Investire in educazione e centralità della persona per uno sviluppo sostenibile
Intervista ad Anna Ascani, Sottosegretaria al Ministero dello Sviluppo Economico
Quale ritiene sia l’ “infrastruttura” principale che tiene insieme il mondo della cultura e quello della scienza?
L’educazione è l’ “infrastruttura” fondamentale che tiene insieme i due mondi. Lo sviluppo economico deriva dal rafforzamento di questi ultimi, dall’investimento in Cultura e Scienza: più l’Italia comprende la necessità dell’investimento strategico e strutturale nell’educazione delle persone più ancora che nella ricerca, nella cultura e nella tecnologia, e più sarà in grado di rafforzare i due mondi, la cui interazione è fondamentale e al centro del Piano Nazionale di Ripresa e Resilienza approvato dal Governo lo scorso fine Aprile.
La cultura è uno dei settori che più ha sofferto durante la pandemia da Covid-19, perché ha a che fare con la condivisione in presenza tra le persone. Ma proprio in ambito culturale ci si sta interrogando moltissimo su che cosa si può imparare da questa pandemia e molte sono le iniziative in campo che dimostrano che è stata acquisita una nuova consapevolezza legata alla necessità non semplicemente di recuperare quello che è stato perduto e di ricostruire un mondo che la pandemia ha messo in crisi, bensì di costruire uno sviluppo di tipo differente, uno sviluppo sostenibile che tenga conto di una crescita economica più equa e in grado di favorire una comunità che sia più coesa e armonica rispetto alle sfide del futuro, declinando al meglio gli obiettivi del programma Next Generation EU.

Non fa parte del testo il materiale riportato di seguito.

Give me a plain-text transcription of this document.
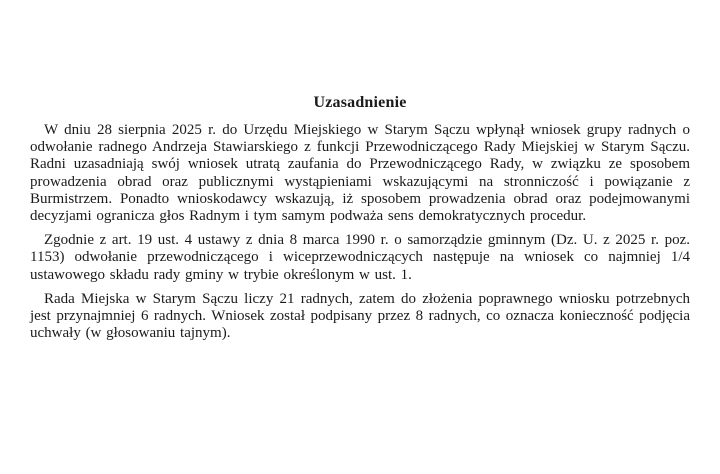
Uzasadnienie

W dniu 28 sierpnia 2025 r. do Urzędu Miejskiego w Starym Sączu wpłynął wniosek grupy radnych o odwołanie radnego Andrzeja Stawiarskiego z funkcji Przewodniczącego Rady Miejskiej w Starym Sączu. Radni uzasadniają swój wniosek utratą zaufania do Przewodniczącego Rady, w związku ze sposobem prowadzenia obrad oraz publicznymi wystąpieniami wskazującymi na stronniczość i powiązanie z Burmistrzem. Ponadto wnioskodawcy wskazują, iż sposobem prowadzenia obrad oraz podejmowanymi decyzjami ogranicza głos Radnym i tym samym podważa sens demokratycznych procedur.

Zgodnie z art. 19 ust. 4 ustawy z dnia 8 marca 1990 r. o samorządzie gminnym (Dz. U. z 2025 r. poz. 1153) odwołanie przewodniczącego i wiceprzewodniczących następuje na wniosek co najmniej 1/4 ustawowego składu rady gminy w trybie określonym w ust. 1.

Rada Miejska w Starym Sączu liczy 21 radnych, zatem do złożenia poprawnego wniosku potrzebnych jest przynajmniej 6 radnych. Wniosek został podpisany przez 8 radnych, co oznacza konieczność podjęcia uchwały (w głosowaniu tajnym).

Da un lato c’è il mondo della cultura, anch’esso chiamato a ripensare sé stesso, ad interrogarsi non tanto sui propri valori e le proprie radici – da rafforzare anche alla luce dei colpi che la pandemia ha inferto al sistema -, ma anche sulla propria capacità di rinnovarsi e di viaggiare anche attraverso infrastrutture digitali. Dall’altro lato, ci siamo accorti tutti di quanto importante sia lo sforzo globale e nazionale sulla ricerca, perché se ci ha portato ad avere in tempi brevissimi un vaccino in grado di aiutarci ad uscire dalla pandemia, ci ha fatto anche comprendere che siamo ancora indietro nella capacità sia di rendere davvero globale quello sforzo, sia, come Paese, di esserne capofila. Questo non perché ci manchino le competenze, ma perché abbiamo privilegiato altri fonti di investimento e siamo stati meno capaci, rispetto ad altri Paesi, di investire su quella leva di futuro. Oggi, che siamo chiamati ad immaginare la costruzione di un modello di sviluppo sostenibile, dobbiamo tradurre quella consapevolezza nella capacità di investire di più e meglio nella ricerca, anche valorizzando esperienze di innovazione già esistenti nel nostro Paese, nella capacità di attrarre ricercatori stranieri e costruire infrastrutture di persone e tecnologie che ci permettano di essere, come Paese, capofila di uno sforzo che non può essere solo nazionale.
Cultura e scienza ci dicono che il centro di un nuovo modello di sviluppo è la persona, ovvero l’investimento sulla persona. uanto Questa riflessione ha avuto un peso nella definizione del programma Next Generation EU e del Piano Nazionale di Ripresa e Resilienza appena approvato?
Certamente, ha avuto un peso fondamentale. Quando, infatti, si afferma che i tre asset del Piano Nazionale di Ripresa e Resilienza sono lo sviluppo sostenibile, la transizione digitale e l’inclusione sociale, si afferma la centralità della persona. Il PNRR è determinato da uno sforzo e un impegno europei che ci auguriamo diventino strutturali: se funzionerà, siamo sicuri che potrà fondare una nuova Europa vicina alle persone.
Con la pandemia abbiamo infatti compreso che non siamo “isole”, che c’è qualcosa che viaggia al di là dei confini nazionali e che ci chiama ad una risposta innanzitutto europea, prima ancora che globale. Se pensassimo di investire in infrastrutture digitali, telecomunicazioni e banda ultra larga in termini soltanto nazionali, faremmo qualcosa di basso impatto. È l’Europa a doversi “intestare” la missione di fare molto di più di quello che ha fatto negli ultimi 20 anni, perché è l’Europa ad essere debole di fronte al resto del mondo su questi asset strategici per il futuro. Da qui la necessità di una integrazione degli sforzi nazionali per una crescita sostenibile, necessità posta al centro del PNRR.